US diplomat quits Rohingya panel, slams Suu Kyi’s ‘absence of moral leadership’

US diplomat Bill Richardson resigned early Thursday from an Aung San Suu Kyi-appointed panel set up to ease communal tensions in Myanmar’s Rakhine State and hit out at the Nobel Laureate for an “absence of moral leadership” over the crisis.

In a statement that pulled few punches, the former US governor and one-time Suu Kyi ally said he could not in “good conscience” sit on a panel that would likely serve only to “whitewash” the causes behind the Rohingya exodus.

“The main reason I am resigning is that this advisory board is a whitewash,” Richardson told Reuters in an interview, adding he did not want to be part of “a cheerleading squad for the government”.

Richardson said he got into an argument with Suu Kyi during a meeting on Monday with other members of the board, when he brought up the case of two Reuters reporters who are on trial accused of breaching the country’s Official Secrets Act.

He said Suu Kyi’s response was “furious”, saying the case of the reporters “was not part of the work of the advisory board”. The argument continued at a dinner later that evening, the former New Mexico governor said.
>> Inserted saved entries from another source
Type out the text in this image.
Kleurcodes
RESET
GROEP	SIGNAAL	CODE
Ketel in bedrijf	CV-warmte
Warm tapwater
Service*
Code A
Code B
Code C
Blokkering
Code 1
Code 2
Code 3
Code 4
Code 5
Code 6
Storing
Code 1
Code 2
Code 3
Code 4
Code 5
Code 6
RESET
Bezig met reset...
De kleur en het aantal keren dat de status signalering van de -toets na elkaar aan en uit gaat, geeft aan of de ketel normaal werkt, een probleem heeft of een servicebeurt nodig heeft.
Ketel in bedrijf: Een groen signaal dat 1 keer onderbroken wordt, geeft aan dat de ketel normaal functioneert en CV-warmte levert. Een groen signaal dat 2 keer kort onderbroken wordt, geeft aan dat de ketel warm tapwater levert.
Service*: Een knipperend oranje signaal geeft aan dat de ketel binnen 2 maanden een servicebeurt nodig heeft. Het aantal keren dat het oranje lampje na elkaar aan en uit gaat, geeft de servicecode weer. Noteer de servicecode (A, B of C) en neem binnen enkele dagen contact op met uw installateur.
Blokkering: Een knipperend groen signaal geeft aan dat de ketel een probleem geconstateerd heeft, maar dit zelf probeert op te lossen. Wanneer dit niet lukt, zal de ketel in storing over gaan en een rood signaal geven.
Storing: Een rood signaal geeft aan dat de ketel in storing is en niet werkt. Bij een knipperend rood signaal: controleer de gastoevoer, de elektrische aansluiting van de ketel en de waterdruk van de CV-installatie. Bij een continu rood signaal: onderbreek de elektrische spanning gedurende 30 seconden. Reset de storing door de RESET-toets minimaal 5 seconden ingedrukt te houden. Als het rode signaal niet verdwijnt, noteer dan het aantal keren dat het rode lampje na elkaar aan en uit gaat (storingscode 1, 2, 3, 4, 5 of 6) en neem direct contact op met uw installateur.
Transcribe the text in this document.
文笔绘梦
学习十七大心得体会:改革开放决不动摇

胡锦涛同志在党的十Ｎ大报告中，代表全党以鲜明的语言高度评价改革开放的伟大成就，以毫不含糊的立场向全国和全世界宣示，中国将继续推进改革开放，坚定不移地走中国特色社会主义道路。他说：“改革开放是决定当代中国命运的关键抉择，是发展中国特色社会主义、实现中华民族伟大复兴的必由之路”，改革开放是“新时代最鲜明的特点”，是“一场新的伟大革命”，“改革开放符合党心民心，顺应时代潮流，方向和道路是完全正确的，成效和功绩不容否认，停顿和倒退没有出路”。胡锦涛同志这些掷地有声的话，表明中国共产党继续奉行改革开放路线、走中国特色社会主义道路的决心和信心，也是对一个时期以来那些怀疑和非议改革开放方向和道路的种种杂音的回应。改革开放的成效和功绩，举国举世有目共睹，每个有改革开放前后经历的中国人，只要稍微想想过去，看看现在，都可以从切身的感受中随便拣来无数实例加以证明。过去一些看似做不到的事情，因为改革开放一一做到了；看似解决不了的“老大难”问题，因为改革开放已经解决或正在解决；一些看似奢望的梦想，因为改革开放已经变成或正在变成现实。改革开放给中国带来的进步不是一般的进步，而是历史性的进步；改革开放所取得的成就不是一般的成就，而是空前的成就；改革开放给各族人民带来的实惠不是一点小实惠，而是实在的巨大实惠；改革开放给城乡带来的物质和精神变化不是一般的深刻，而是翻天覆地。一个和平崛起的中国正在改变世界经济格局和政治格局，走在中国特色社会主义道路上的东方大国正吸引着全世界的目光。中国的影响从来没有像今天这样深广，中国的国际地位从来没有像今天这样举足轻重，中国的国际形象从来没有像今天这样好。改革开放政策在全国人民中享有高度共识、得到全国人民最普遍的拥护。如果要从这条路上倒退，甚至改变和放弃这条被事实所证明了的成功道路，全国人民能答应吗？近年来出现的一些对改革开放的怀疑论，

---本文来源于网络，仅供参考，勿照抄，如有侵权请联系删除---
Wa Lone, 31, and Kyaw Soe Oo, 27, were arrested in December and face up to 14 years in jail under the Official Secrets Act over the alleged possession of classified documents, purportedly relating to the army campaign in Rakhine that sparked the exodus.

Speaking to reporters following his decision, Richardson said he was “taken aback” by the disparagement of the media, the UN, human rights groups and the international community and alarmed by the “lack of sincerity” with which the issue of Rohingya citizenship was discussed.

Rohingya have been denied citizenship for decades in a discriminatory system that heavily restricts their rights and movement within Myanmar.